Saímos andando pela escola até chegar no estacionamento que era um lugar praticamente vazio. Lá contei a Rafael a história de quando Kety e eu nos beijamos na cachoeira.

— Está na cara que você gosta dela, Paloma — disse ele sorrindo.

— Você não acha isso ridículo? — perguntei timidamente.

— Claro que não! Você pensa que eu sou o quê? Um mostro? Pode confiar em mim, garota!

— Que bom. — Afastei uma mecha do cabelo e coloquei atrás da orelha.

— Eu quero sempre o melhor para os meus amigos.

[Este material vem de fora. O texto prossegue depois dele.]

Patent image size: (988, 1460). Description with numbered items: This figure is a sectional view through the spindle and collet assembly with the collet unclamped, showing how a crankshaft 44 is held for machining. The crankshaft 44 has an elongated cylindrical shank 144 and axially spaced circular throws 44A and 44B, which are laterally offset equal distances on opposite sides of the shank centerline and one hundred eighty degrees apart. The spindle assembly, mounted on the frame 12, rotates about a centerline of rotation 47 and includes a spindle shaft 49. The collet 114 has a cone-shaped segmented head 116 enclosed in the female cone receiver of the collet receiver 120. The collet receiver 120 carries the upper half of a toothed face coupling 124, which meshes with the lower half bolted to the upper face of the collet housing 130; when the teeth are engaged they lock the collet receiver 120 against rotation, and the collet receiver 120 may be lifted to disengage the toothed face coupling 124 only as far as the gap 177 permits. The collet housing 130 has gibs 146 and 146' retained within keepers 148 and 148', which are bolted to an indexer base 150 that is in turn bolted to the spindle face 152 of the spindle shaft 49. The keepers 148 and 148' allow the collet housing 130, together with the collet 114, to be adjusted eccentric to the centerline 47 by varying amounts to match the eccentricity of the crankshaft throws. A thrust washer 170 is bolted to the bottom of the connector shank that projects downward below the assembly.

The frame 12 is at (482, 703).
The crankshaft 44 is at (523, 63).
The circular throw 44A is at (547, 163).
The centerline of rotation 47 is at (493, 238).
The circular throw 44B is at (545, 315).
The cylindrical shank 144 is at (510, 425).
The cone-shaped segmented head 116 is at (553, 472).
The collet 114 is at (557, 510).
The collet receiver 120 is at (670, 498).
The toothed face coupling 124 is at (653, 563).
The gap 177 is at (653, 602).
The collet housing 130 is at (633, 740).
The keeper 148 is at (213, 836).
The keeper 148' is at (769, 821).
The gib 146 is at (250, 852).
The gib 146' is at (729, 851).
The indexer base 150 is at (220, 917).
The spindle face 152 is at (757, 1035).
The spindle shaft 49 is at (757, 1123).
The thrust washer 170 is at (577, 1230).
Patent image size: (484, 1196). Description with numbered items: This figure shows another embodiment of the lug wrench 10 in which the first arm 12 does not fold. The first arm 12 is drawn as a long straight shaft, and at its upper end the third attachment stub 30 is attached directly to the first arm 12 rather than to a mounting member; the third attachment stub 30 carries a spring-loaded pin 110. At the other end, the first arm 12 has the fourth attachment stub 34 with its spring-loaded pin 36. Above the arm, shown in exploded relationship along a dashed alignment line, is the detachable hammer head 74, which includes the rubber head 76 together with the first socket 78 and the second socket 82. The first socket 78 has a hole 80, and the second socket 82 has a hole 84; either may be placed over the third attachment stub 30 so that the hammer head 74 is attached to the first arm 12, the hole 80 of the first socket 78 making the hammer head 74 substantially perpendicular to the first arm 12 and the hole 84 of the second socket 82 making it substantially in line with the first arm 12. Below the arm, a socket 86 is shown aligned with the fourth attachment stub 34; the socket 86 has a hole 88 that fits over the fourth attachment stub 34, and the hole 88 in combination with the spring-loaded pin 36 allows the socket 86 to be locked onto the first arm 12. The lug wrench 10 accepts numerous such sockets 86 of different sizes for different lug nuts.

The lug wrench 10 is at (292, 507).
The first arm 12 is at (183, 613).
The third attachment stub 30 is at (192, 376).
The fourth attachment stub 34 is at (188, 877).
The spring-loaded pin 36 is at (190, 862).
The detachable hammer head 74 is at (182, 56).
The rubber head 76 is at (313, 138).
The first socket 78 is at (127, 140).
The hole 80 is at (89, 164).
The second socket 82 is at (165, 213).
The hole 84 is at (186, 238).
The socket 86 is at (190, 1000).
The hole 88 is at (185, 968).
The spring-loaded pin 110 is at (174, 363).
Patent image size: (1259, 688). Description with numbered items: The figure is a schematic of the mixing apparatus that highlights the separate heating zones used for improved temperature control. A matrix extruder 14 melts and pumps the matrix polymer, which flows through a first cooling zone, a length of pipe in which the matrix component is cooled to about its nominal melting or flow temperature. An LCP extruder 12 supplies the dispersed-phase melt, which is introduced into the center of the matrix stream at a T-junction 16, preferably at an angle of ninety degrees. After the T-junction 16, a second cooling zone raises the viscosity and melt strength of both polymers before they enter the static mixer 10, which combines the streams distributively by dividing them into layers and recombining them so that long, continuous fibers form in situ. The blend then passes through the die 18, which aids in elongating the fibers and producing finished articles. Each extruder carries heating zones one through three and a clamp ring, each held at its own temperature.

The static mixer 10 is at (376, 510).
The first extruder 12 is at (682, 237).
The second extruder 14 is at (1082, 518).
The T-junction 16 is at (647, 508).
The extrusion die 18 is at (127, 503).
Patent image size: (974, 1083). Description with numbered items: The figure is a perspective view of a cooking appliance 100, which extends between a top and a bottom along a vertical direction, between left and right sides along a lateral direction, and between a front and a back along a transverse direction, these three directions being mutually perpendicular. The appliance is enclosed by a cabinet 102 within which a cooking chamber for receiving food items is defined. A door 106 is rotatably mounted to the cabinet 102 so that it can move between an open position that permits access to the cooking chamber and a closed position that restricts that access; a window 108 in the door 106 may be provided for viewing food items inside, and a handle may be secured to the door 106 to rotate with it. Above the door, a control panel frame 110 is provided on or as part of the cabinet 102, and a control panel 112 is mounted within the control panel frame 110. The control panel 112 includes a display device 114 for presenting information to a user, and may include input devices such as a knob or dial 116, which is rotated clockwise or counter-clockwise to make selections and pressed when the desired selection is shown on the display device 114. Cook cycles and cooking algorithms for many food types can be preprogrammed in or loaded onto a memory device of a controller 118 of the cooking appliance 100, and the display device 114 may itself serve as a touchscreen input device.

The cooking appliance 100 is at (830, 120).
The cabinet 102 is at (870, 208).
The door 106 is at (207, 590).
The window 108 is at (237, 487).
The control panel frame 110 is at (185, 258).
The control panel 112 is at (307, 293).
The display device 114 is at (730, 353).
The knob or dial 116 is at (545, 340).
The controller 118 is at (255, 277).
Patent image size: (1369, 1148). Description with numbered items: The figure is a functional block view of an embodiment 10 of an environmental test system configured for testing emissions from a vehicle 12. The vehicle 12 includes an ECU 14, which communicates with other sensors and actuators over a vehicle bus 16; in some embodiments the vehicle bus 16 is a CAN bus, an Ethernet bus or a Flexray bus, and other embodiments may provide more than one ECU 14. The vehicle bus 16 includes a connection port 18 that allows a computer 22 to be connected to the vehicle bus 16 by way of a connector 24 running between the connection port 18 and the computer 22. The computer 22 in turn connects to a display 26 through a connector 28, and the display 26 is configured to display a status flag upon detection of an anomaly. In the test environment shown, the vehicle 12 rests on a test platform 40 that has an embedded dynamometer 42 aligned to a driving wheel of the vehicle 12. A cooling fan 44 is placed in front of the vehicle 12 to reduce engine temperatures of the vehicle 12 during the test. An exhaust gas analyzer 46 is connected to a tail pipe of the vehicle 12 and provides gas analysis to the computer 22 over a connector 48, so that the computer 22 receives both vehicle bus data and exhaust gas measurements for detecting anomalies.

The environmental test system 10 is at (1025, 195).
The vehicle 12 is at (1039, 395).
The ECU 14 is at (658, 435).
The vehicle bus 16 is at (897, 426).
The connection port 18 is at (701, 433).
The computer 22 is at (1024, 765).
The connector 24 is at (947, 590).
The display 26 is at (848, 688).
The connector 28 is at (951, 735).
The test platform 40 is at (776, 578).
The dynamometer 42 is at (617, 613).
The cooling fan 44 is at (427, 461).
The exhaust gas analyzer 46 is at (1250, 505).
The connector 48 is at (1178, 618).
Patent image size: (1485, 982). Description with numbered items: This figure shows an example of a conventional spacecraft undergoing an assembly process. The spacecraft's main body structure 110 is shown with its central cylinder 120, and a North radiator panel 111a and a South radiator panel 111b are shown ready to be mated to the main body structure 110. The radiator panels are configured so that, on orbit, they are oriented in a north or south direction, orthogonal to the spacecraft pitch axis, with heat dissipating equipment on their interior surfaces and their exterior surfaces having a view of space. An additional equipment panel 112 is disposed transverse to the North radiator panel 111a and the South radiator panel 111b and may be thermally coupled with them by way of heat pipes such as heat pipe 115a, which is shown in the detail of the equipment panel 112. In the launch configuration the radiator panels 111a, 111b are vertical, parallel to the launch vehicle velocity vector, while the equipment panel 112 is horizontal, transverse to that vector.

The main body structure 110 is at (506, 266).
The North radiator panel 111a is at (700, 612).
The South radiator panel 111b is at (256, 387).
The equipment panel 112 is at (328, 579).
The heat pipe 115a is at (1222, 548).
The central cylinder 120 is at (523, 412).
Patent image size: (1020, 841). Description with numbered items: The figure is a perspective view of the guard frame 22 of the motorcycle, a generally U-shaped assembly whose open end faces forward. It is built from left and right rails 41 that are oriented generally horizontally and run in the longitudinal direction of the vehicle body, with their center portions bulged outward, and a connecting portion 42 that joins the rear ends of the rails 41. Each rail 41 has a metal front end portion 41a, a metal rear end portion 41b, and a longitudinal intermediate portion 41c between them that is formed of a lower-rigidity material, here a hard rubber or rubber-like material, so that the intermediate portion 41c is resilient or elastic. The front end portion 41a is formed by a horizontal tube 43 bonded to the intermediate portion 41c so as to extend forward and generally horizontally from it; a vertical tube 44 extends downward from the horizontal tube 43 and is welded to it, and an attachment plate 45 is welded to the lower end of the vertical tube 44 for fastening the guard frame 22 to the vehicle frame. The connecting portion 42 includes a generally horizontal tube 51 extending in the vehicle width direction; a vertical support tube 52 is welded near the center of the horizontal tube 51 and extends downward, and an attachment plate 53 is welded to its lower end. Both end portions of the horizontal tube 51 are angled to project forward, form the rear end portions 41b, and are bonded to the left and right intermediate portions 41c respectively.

Principalmente para as minhas meninas — disse sorrindo para a Vitória. — E se você ama a Kety, tudo o que eu posso fazer é te apoiar.

— EU NÃO AMO ELA! PAREM DE DIZER ISSO! — gritei e sai andando furiosa.

— O que ela tem? — Ouvi Rafael perguntar.

— Deixa ela. Ainda está confusa com tudo que aconteceu — explicou Vitória.

Continuei andando e pensando no que Rafael havia dito. Era tão visível assim? Realmente parecia que eu sentia algo por aquela garota? Eu estava mesmo sentindo? Perguntei a mim mesma.

Nervosa, me sentei em uma pedra no meio do estacionamento. Coloquei as mãos no rosto enquanto meus cotovelos tocavam meus joelhos. Eu sentia vontade de chorar, mas nenhuma lágrima saía.

Eu queria ficar sozinha e esperar tudo aquilo passar. Sei que estava parecendo uma criança mimada que não suporta ser contrariada. Mas a verdade é que eu não suportava mais as pessoas decidindo por mim o que eu sentia. Eu não sabia se amava Kety. Não fazia ideia do que sentia por ela além de remorso. Eu queria pedir perdão a ela e que voltássemos a ser amigas. Mas as pessoas confundiram tudo.

Uma brisa fria soprava meus cabelos e eu me arrependi de ter deixado a minha jaqueta dentro da sala de aula. Foi quando uma mão tocou meu ombro.

— Amiga, já vai tocar o sinal. Temos que entrar — disse Vitória.

Me levantei e não os encarei.

— Desculpa qualquer coisa — disse Rafael tristemente.

— Está tudo bem, não precisa se desculpar — falei pois era a verdade. Eu não precisava ter surtado. — Você só estava sendo gentil. Eu que surtei por nada.

Rafael assentiu.

— Vamos entrar? Agora sem ressentimentos? — disse Vitória, que em um pulo se meteu no meio de nós e entrelaçou seus braços aos nossos. — Amigos?

— Amigos — falamos Rafael e eu em uníssono enquanto nos olhávamos.